D. Raja, A Trailblazer for Indian-Americans in Southwestern Pennsylvania

By K. S. Venkataraman           e-mail:  ThePatrika@aol.com

In the 2012 election cycle, D. Raja, the successful Founder/CEO of a Pittsburgh-based IT company and a Republican, lost to Matt Smith (D) for the Pennsylvania State Senate District 37. District 37 is in Allegheny County (except for Peters Twp. in Washington County). See the map of the district. But even in his loss, Raja’s accomplishment needs to go on record.

District 37 is affluent. Based the on 2000 Census, the Median Family Income of this district was $62,000/year; for Pennsylvania, it was $50,000; and for Al­legheny County, $48,000. Only four municipalities out of 31 in this district have median family incomes below $50,000. This trend continues even now twelve years later.

Map of the District 37 of the Pennsylvania State Senate.

The townships with median family income from $158,000 to $64,000 in descending order are Sewick­ley Hts., Edgeworth, Ben Avon Hts., Upper St. Clair, Sewickley Hills, Mt. Lebanon, Osborne, Ohio Twp., Bell Acres, Moon Twp., Aleppo Twp., Ben Avon, South Fayette Twp., and Bethel Park.

The district is also very Repub­lican. Only once since 1969 has a Democrat represented this district. (see the box). Besides, in the last three elections, Republicans won this district by 2 to 1 margin.

So, Raja was a safe candidate for the GOP in a highly Re­publican district — he is well edu­cated (MS from Pitt in EECS and an MBA from CMU); a naturalized Indian immigrant; and a self-driven and self-directed successful entrepreneur. And for the GOP in this time and age, as a non-White “minority” candidate, Raja is a poster-child. In the Republican primary, Raja defeated his GOP opponent who tried to sway voters on Raja’s Indian ethnicity. Till very late, no Democrats even sought nomination for this district.

However, in November Raja lost with 55,700 (47%) votes to Matt Smith (D) 65,300 votes (53%). Readers will have many explanations on how Raja, a poster-child GOP candidate on many counts, lost in a very Republican district. However you slice and dice the results, it is necessary to see the results in a broader context.

Of the 250,000 people in the State Senate District 37, 94.8% are White; 2.5% Black, and~1.0% Asian.
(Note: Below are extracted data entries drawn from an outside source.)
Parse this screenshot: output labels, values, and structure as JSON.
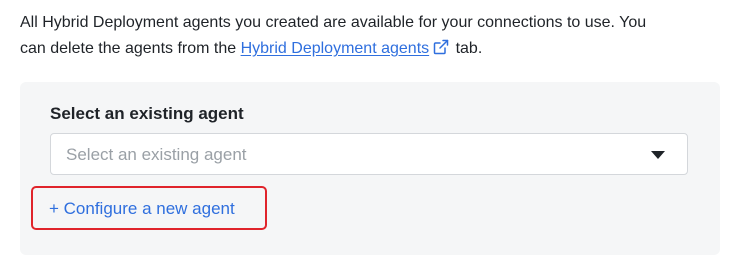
{
  "intro": {
    "text_before_link": "All Hybrid Deployment agents you created are available for your connections to use. You",
    "text_line2_before_link": "can delete the agents from the ",
    "link_label": "Hybrid Deployment agents",
    "text_after_link": " tab."
  },
  "agent_select": {
    "label": "Select an existing agent",
    "placeholder": "Select an existing agent"
  },
  "configure": {
    "label": "+ Configure a new agent"
  },
  "colors": {
    "link": "#2f6fde",
    "highlight": "#e0242b",
    "panel_bg": "#f5f6f7"
  },
  "icons": {
    "external_link": "external-link-icon",
    "caret": "chevron-down-icon"
  }
}
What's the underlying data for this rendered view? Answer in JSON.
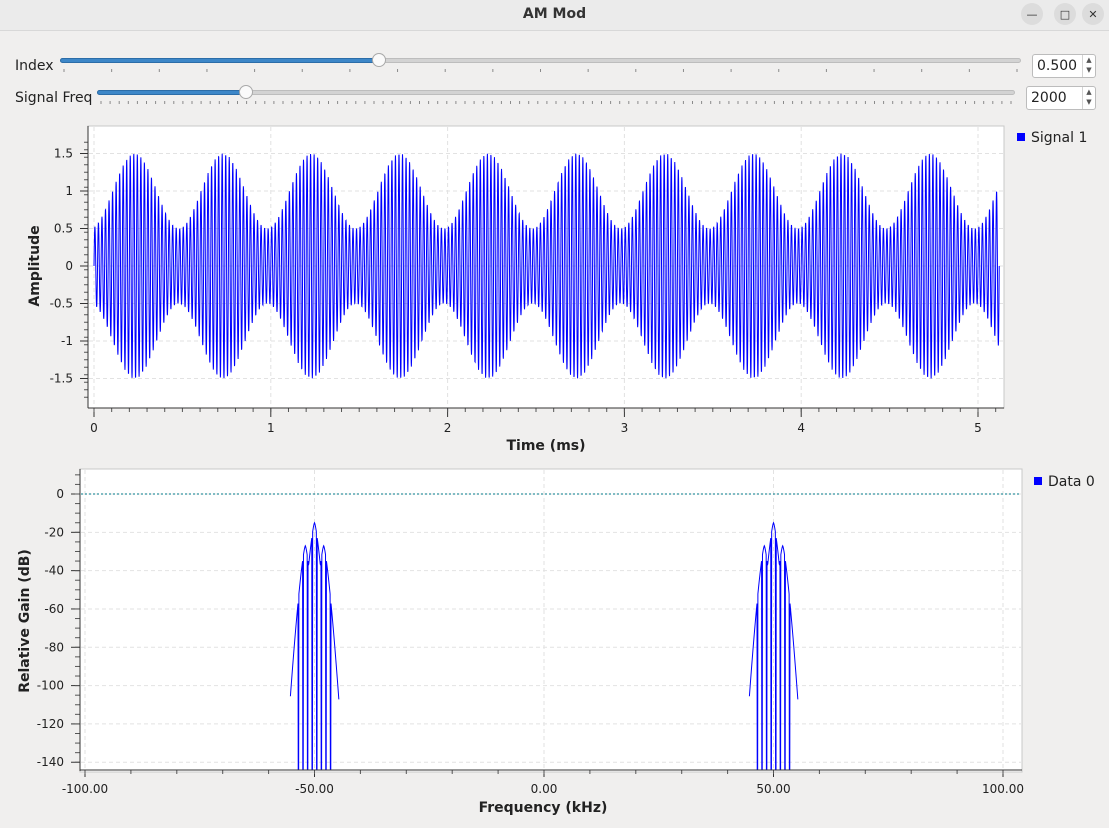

With Indian-Americans forming less than 1% in the electoral district, it is remarkable that 47% of the voters were willing to give Raja a chance to represent them based on how Raja, a naturalized citizen, not a natural citizen, presented his candidacy.

Just imagine that a naturalized Indian citizen of Iranian, English, or Sri Lankan, or Nepali, or American heritage, seeks elected office into the legislatures in Maharashtra, Tamil Nadu, or West Bengal, or Gujarat. What do you think are his/her chances of even getting the nomination from India’s political parties?

For that matter, what are the chances of a Banerji living in Bengaluru for twenty-five years getting the nomination to get elected to Bengaluru’s city council? Or a Krishnaswamy getting elected in Kolkata? What are a Luthra’s chances for getting elected from, say, Kerala?

No matter how sophisticated, how educated, and how eclectic people are in the aggregate, elections are always decided at the visceral level on how voters feel inside the voting booth.

Further, to the best of my knowledge, Raja’s faith was never used in the November campaign against him. In the Republican primary in sum­mer, when his GOP opponent Mark Mustio of Italian heritage used Raja’s Indian name and identity to sway voters, the media cried foul. Mustio lost in the primary.

In any electoral process, win, you get all the limelight; and lose, you quickly fade from the public eyes. Naturally, it hurts to lose, and only people of certain temperament are attuned to seek elected office. Raja could have simply rested on the laurels of his entrepreneurial successes and the social prominence that comes with success and wealth. But the gregarious Raja wanted to be expansive. In interacting with voters, Raja viscerally — not academically or intellectually alone — would have understood the social, economic and cultural diversity and identity of people in this region, their aspirations and anxieties. On this point, he is so atypical of Indian-Americans in this region. He is a trailblazer in this regard.

There is an old Tamil verse, which conveys the following: An arrow that just missed to take out a lion is better than the one that pierced the stomach of a jackal. Raja’s arrow aimed at the lion, even though he missed it. We congratulate Raja for trying daring things in public life.